How To Recognize Fly Agaric Or Amanita Citrina

How To Recognize Fly Agaric Or Amanita Citrina
How To Recognize Fly Agaric Or Amanita Citrina

Video: How To Recognize Fly Agaric Or Amanita Citrina

Video: How To Recognize Fly Agaric Or Amanita Citrina
Video: Amanita muscaria, The Fly Agaric 2024, May
Anonim

You can distinguish this inedible, but still not poisonous mushroom by several signs at once, the observation of which will allow you to complete a mushroom hunt without incident.

How to recognize fly agaric or Amanita citrina
How to recognize fly agaric or Amanita citrina

The cap of the toadstool-like fly agaric is rather fleshy to the touch and thick, in an adult mushroom it is almost flat, like a saucer. Its color is yellow, sometimes with a gray or green tint, often with pronounced white flakes.
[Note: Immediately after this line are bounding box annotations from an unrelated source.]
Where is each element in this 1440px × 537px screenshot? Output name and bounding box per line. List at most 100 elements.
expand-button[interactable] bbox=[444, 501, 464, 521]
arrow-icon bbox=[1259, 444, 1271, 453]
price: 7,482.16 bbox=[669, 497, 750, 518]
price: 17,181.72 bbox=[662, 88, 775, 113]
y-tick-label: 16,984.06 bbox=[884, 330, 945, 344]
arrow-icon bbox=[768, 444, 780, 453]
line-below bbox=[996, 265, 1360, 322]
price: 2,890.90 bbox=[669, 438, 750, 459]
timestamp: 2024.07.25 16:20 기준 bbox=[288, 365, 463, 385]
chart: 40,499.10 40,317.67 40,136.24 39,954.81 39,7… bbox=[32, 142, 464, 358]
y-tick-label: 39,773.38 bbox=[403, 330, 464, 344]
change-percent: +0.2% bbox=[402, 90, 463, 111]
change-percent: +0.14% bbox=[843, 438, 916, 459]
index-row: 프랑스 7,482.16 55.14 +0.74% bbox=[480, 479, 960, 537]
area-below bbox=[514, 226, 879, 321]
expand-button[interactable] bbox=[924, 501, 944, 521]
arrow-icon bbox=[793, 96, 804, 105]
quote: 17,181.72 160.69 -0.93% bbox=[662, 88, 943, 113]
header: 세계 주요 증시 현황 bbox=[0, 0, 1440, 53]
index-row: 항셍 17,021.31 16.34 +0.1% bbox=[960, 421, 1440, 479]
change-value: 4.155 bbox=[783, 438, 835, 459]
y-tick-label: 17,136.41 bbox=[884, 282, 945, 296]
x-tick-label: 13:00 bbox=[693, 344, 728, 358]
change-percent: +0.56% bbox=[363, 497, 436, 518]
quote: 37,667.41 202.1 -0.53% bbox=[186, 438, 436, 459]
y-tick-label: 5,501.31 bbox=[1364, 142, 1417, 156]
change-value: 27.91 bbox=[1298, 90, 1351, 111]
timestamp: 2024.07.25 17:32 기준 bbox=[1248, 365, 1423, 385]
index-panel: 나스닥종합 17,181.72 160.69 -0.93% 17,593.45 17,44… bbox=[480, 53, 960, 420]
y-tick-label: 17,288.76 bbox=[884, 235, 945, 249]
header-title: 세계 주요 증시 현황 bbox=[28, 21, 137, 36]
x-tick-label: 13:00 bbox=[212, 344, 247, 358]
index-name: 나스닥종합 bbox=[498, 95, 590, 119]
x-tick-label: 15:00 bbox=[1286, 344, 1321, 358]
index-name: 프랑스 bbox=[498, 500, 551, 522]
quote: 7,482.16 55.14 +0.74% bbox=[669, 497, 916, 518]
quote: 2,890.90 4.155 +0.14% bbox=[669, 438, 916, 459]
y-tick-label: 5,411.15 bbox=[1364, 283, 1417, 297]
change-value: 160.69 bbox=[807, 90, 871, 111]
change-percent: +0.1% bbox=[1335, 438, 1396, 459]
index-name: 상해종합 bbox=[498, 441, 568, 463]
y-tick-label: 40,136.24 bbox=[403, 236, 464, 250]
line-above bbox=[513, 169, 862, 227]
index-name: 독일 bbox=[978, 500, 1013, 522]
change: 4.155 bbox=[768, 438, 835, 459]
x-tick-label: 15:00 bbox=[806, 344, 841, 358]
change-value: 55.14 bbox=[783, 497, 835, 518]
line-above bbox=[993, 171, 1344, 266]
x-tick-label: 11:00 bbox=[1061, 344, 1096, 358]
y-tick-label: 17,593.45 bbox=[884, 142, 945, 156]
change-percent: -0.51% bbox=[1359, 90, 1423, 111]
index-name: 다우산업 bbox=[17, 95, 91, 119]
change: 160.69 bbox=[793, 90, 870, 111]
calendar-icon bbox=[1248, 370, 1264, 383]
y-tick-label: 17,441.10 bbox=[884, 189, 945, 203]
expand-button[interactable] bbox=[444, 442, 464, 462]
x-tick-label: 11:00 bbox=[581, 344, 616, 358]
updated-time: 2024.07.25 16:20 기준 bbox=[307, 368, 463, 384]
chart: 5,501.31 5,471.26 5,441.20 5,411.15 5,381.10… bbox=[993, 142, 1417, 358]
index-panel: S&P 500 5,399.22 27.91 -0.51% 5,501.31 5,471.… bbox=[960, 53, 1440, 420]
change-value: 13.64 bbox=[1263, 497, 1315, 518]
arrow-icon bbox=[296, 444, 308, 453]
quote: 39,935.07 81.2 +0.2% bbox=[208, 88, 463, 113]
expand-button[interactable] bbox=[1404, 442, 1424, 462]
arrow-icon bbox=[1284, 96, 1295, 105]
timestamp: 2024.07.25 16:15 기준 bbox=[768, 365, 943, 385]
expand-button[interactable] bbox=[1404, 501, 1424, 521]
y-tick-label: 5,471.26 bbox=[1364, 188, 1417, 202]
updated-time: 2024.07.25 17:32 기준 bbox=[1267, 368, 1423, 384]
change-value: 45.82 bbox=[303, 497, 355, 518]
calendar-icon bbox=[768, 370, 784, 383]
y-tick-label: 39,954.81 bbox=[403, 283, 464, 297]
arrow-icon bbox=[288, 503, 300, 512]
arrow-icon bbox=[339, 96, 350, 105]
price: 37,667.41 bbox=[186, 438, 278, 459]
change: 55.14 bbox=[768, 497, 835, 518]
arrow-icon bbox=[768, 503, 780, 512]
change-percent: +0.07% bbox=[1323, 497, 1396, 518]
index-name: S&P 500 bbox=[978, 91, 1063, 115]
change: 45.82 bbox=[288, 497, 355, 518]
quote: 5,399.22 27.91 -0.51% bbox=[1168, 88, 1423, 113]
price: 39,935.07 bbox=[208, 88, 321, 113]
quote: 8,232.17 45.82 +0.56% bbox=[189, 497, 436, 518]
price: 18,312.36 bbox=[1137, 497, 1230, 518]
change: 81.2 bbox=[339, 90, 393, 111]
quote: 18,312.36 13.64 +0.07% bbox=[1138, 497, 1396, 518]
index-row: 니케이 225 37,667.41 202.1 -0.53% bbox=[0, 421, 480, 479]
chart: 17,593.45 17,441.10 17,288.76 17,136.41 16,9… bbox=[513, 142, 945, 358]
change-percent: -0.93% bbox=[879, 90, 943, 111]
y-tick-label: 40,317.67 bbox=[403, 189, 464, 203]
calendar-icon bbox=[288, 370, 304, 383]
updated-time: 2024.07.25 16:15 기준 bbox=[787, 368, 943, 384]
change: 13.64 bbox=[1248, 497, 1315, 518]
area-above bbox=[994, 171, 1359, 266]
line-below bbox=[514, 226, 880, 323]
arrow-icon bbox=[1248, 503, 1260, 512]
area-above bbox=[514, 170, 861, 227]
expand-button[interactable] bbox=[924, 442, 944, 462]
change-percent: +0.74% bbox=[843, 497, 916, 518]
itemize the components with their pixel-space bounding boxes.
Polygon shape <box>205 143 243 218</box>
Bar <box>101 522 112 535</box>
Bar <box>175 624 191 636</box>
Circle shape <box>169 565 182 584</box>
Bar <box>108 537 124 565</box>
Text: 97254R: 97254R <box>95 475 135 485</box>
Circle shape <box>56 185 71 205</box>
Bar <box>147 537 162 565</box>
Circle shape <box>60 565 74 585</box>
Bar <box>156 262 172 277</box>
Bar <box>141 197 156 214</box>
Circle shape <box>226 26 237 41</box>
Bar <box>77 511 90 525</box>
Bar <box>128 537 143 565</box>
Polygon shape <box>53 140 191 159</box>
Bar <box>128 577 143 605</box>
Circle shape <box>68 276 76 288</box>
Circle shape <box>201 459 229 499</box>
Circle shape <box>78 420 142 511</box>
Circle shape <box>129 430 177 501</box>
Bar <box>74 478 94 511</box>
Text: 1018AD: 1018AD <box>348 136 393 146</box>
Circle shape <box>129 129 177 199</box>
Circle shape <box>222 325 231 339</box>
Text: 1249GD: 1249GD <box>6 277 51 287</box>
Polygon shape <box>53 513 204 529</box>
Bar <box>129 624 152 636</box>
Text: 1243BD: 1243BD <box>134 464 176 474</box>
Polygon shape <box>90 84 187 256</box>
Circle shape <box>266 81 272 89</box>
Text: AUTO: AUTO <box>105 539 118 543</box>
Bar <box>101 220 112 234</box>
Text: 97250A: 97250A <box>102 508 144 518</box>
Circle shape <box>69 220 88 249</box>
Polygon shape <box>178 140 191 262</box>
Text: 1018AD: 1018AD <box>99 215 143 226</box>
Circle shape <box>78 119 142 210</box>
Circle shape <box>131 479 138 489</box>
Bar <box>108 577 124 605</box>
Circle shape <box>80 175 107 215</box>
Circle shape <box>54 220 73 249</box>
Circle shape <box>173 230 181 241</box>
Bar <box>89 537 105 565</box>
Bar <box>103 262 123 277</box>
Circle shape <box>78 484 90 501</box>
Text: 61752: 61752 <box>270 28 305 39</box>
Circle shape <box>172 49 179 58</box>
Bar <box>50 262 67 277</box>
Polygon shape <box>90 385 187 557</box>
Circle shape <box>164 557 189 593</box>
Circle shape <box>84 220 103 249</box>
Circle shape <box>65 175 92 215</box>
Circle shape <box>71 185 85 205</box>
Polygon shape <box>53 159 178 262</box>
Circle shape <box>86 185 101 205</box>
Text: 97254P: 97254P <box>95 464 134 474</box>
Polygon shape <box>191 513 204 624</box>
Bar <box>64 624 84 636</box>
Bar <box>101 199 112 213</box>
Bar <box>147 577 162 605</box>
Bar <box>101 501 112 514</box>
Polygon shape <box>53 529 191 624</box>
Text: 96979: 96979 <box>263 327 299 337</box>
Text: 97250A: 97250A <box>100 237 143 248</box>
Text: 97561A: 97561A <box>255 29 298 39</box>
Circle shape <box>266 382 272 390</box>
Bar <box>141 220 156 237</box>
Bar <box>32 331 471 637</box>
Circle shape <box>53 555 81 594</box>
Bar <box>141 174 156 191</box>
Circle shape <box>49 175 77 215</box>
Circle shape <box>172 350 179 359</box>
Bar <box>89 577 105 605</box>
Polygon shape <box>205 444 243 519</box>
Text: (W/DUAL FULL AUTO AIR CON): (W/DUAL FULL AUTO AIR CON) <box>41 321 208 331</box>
The mushroom pulp, in turn, is white or slightly yellowish. It is believed that at the site of the break, it smells like raw potatoes. The leg of the toadstool fly agaric is almost completely hollow, with a slight thickening at the base, faded yellow. The mushroom plates are also white, with small remnants of a yellowish bedspread.

It is believed that this type of fly agaric grows only in deciduous forests, often adjacent to mighty oaks, but there is also evidence of the residence of this species in coniferous forests. The grebe-like fly agaric prefers warm and partially open areas. It can grow in mountainous regions, it is found everywhere in Eurasia, in North America, as well as in North American countries.

Typical growth times are from late August to mid-October. Outwardly, it is the toadstool-like fly agaric that is very similar to the pale toadstool and the gray fly agaric. But all three of these types of mushrooms are not suitable for human consumption, so only a very meticulous mushroom hunter needs to distinguish them.